Of course, much will depend on who emerges from their primaries. This election's primary candidates were a ludicrous bunch, and as in 2008, were comprised of a group of white knights, all riding in to save the party, each in turn becoming the new hope briefly. None except for Mitt and Huntsman were halfway attractive to anyone other than right-wingers. Anybody But Mitt was the battle cry long before it morphed into Anybody But Obama. The Republicans never liked Mitt any more than the Democrats liked John Kerry in 2004.

Given these unusual and extreme circumstances, it was natural that the Republicans fell victims to their false beliefs that Mitt could, by some miracle, pull off a win. The truth- that Romney was flat-footed, wooden, and too transparently self-serving to ever shake the solid Obama support- was evident early on, but was simply too painful for the Repubs to ever acknowledge.
It's hard to do. Knowing your guy is a loser stings a lot. Kerry stung the Democrats just as much. But the difference between Kerry and Romney was all the desperate yelling that came from the conservatives. The Kerry Democrats didn't indulge in that. They just shut up and hoped for the best.
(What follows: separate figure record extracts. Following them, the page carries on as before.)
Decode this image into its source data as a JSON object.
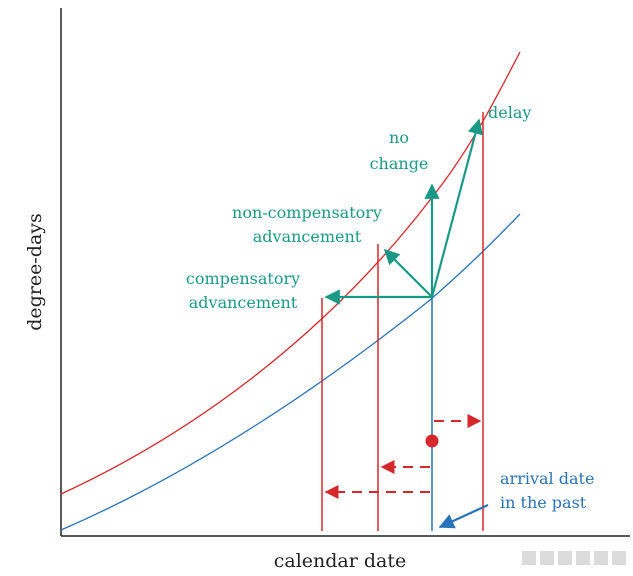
{
  "axes": {
    "x_label": "calendar date",
    "y_label": "degree-days"
  },
  "labels": {
    "delay": "delay",
    "no_change_1": "no",
    "no_change_2": "change",
    "noncomp_1": "non-compensatory",
    "noncomp_2": "advancement",
    "comp_1": "compensatory",
    "comp_2": "advancement",
    "arrival_1": "arrival date",
    "arrival_2": "in the past"
  },
  "colors": {
    "red": "#d6282b",
    "blue": "#2a73b8",
    "teal": "#1a9a86",
    "axis": "#222222"
  }
}
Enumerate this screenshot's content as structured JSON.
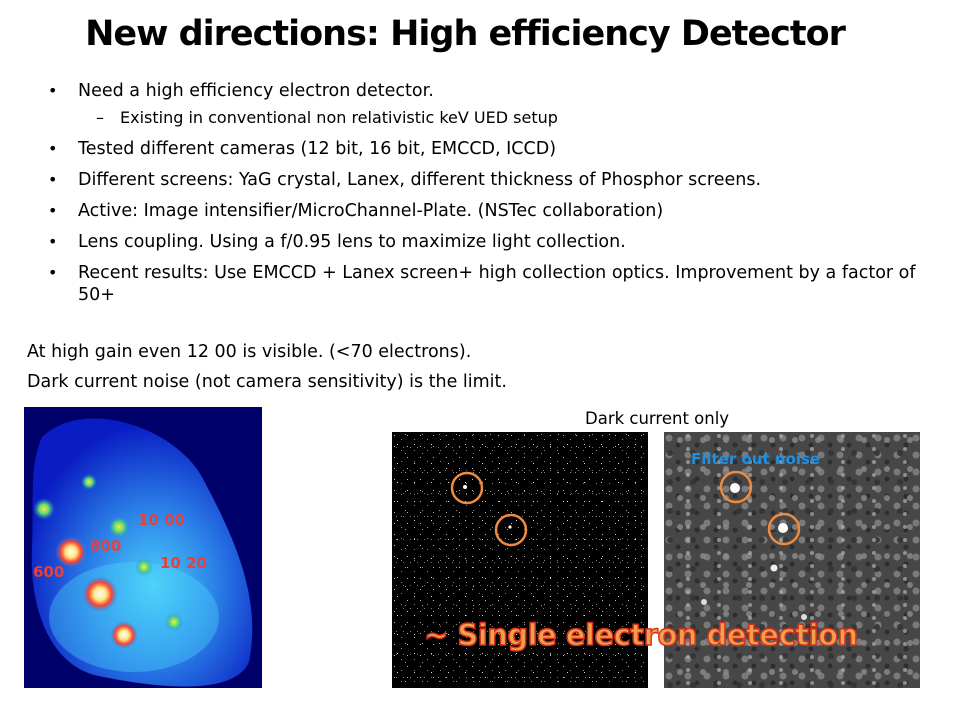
{
  "slide": {
    "title": "New directions: High efficiency Detector",
    "bullets": [
      {
        "bullet": "•",
        "text": "Need a high efficiency electron detector.",
        "level": 1
      },
      {
        "bullet": "–",
        "text": "Existing in conventional non relativistic keV UED setup",
        "level": 2
      },
      {
        "bullet": "•",
        "text": "Tested different cameras (12 bit, 16 bit, EMCCD, ICCD)",
        "level": 1
      },
      {
        "bullet": "•",
        "text": "Different screens: YaG crystal, Lanex, different thickness of Phosphor screens.",
        "level": 1
      },
      {
        "bullet": "•",
        "text": "Active:  Image intensifier/MicroChannel-Plate. (NSTec collaboration)",
        "level": 1
      },
      {
        "bullet": "•",
        "text": "Lens coupling.  Using a f/0.95 lens to maximize light collection.",
        "level": 1
      },
      {
        "bullet": "•",
        "text": "Recent results: Use EMCCD + Lanex screen+ high collection optics. Improvement by a factor of 50+",
        "level": 1
      }
    ],
    "notes": [
      "At high gain even 12 00 is visible. (<70 electrons).",
      "Dark current noise (not camera sensitivity) is the limit."
    ],
    "dark_current_caption": "Dark current only",
    "diffraction_labels": [
      "10 00",
      "800",
      "600",
      "10 20"
    ],
    "filter_label": "Filter out noise",
    "highlight": "~ Single electron detection",
    "colors": {
      "label_red": "#e8403a",
      "filter_blue": "#1f8fe0",
      "circle_orange": "#f08a3c",
      "highlight_fill": "#f4a04a"
    }
  }
}
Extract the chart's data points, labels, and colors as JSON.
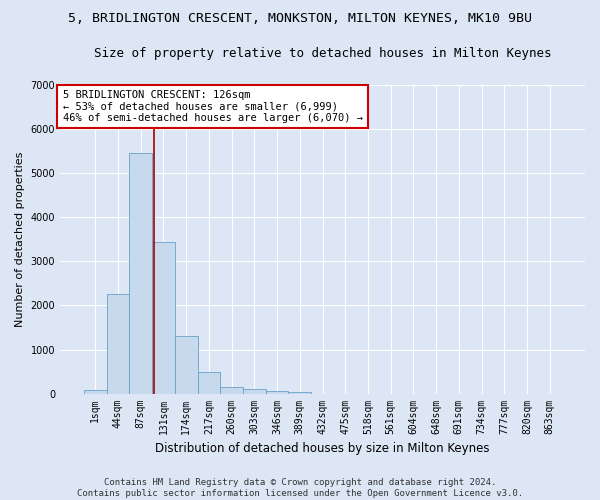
{
  "title": "5, BRIDLINGTON CRESCENT, MONKSTON, MILTON KEYNES, MK10 9BU",
  "subtitle": "Size of property relative to detached houses in Milton Keynes",
  "xlabel": "Distribution of detached houses by size in Milton Keynes",
  "ylabel": "Number of detached properties",
  "footer_line1": "Contains HM Land Registry data © Crown copyright and database right 2024.",
  "footer_line2": "Contains public sector information licensed under the Open Government Licence v3.0.",
  "bar_labels": [
    "1sqm",
    "44sqm",
    "87sqm",
    "131sqm",
    "174sqm",
    "217sqm",
    "260sqm",
    "303sqm",
    "346sqm",
    "389sqm",
    "432sqm",
    "475sqm",
    "518sqm",
    "561sqm",
    "604sqm",
    "648sqm",
    "691sqm",
    "734sqm",
    "777sqm",
    "820sqm",
    "863sqm"
  ],
  "bar_values": [
    80,
    2270,
    5470,
    3450,
    1310,
    480,
    160,
    100,
    60,
    35,
    0,
    0,
    0,
    0,
    0,
    0,
    0,
    0,
    0,
    0,
    0
  ],
  "bar_color": "#c6d9ed",
  "bar_edge_color": "#6aa0c7",
  "background_color": "#dce6f5",
  "grid_color": "#ffffff",
  "annotation_line1": "5 BRIDLINGTON CRESCENT: 126sqm",
  "annotation_line2": "← 53% of detached houses are smaller (6,999)",
  "annotation_line3": "46% of semi-detached houses are larger (6,070) →",
  "vline_x": 2.57,
  "vline_color": "#aa0000",
  "annotation_box_facecolor": "#ffffff",
  "annotation_box_edgecolor": "#cc0000",
  "ylim": [
    0,
    7000
  ],
  "yticks": [
    0,
    1000,
    2000,
    3000,
    4000,
    5000,
    6000,
    7000
  ],
  "title_fontsize": 9.5,
  "subtitle_fontsize": 9,
  "xlabel_fontsize": 8.5,
  "ylabel_fontsize": 8,
  "tick_fontsize": 7,
  "annotation_fontsize": 7.5,
  "footer_fontsize": 6.5
}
By doing so, the Kerry defeat became a great time for introspection, and from that arose a more disciplined, thicker-skinned, more tightly organized bunch of Democrats, all determined to answer back to every lie tossed at their candidate, and fully committed to tight discipline of their messages and party's principles.

They became what the Republican party once was. That was a mighty accomplishment for a party of mostly free thinkers. Most had to accept the kind of group thinking that was once exclusively done by only Republicans. Obama came along at the perfect time for this change; as an experienced group-thinking leader, he had all the skills needed to really solidify what had already begun.

As a result, the Democratic party was so solid it allowed the Republicans to rope-a-dope themselves out for months. The Democrats were able to maintain placid silence against the ever more florid and excessive Republican speech. That silent resolve and solidity was reassuring to the majority of citizens who don't engage in daily politics.

Those citizens could tell the difference between reality and delusion. They didn't like Obama so much, but he never claimed the world as we know it would end if Romney was elected. He stood by his record, good and bad, and his followers largely refrained from the depths of personal denigration that was heaped by the carload on Obama. Romney was never subjected to a pile of offensive nicknames, and the voters noticed that. They didn't like the President being called Obummer, Oblamea, Oblier, Oslamma, or all the other ugly names too many Republicans though were cute. They also didn't like being called socialists, communists, or nazis either.
They especially hated the birthers. No American is willing to believe a person who is born here is not a real American. Accepting Orly Taitz as legitimate was like catching terminal cancer for the Republican party.

The conservative message became "Vote for Romney or I'll kill ya." in a lot of minds. The gentler message was "vote for Romney because I'm smarter than you are.", and that's no improvement.

At the same time, the conservatives spent most of their time convincing themselves that they were so intellectually superior, and their cause was so noble, that they ended up convincing themselves against all evidence that Romney would win. And Romney was so convinced of his superiority that he was the most deluded of all. Under such circumstances, the conservative echo chamber was the natural outcome.

I doubt very much that all this is able to change in only 4 years. it took the Democrats over 20 years to return to reality. The Republican party simply does not have the luxury of time these days, what with all the instant communications everywhere. They face some stark changes that must be made quickly to ever hope of becoming a strong majority again. Whether they are up to it remains to be seen.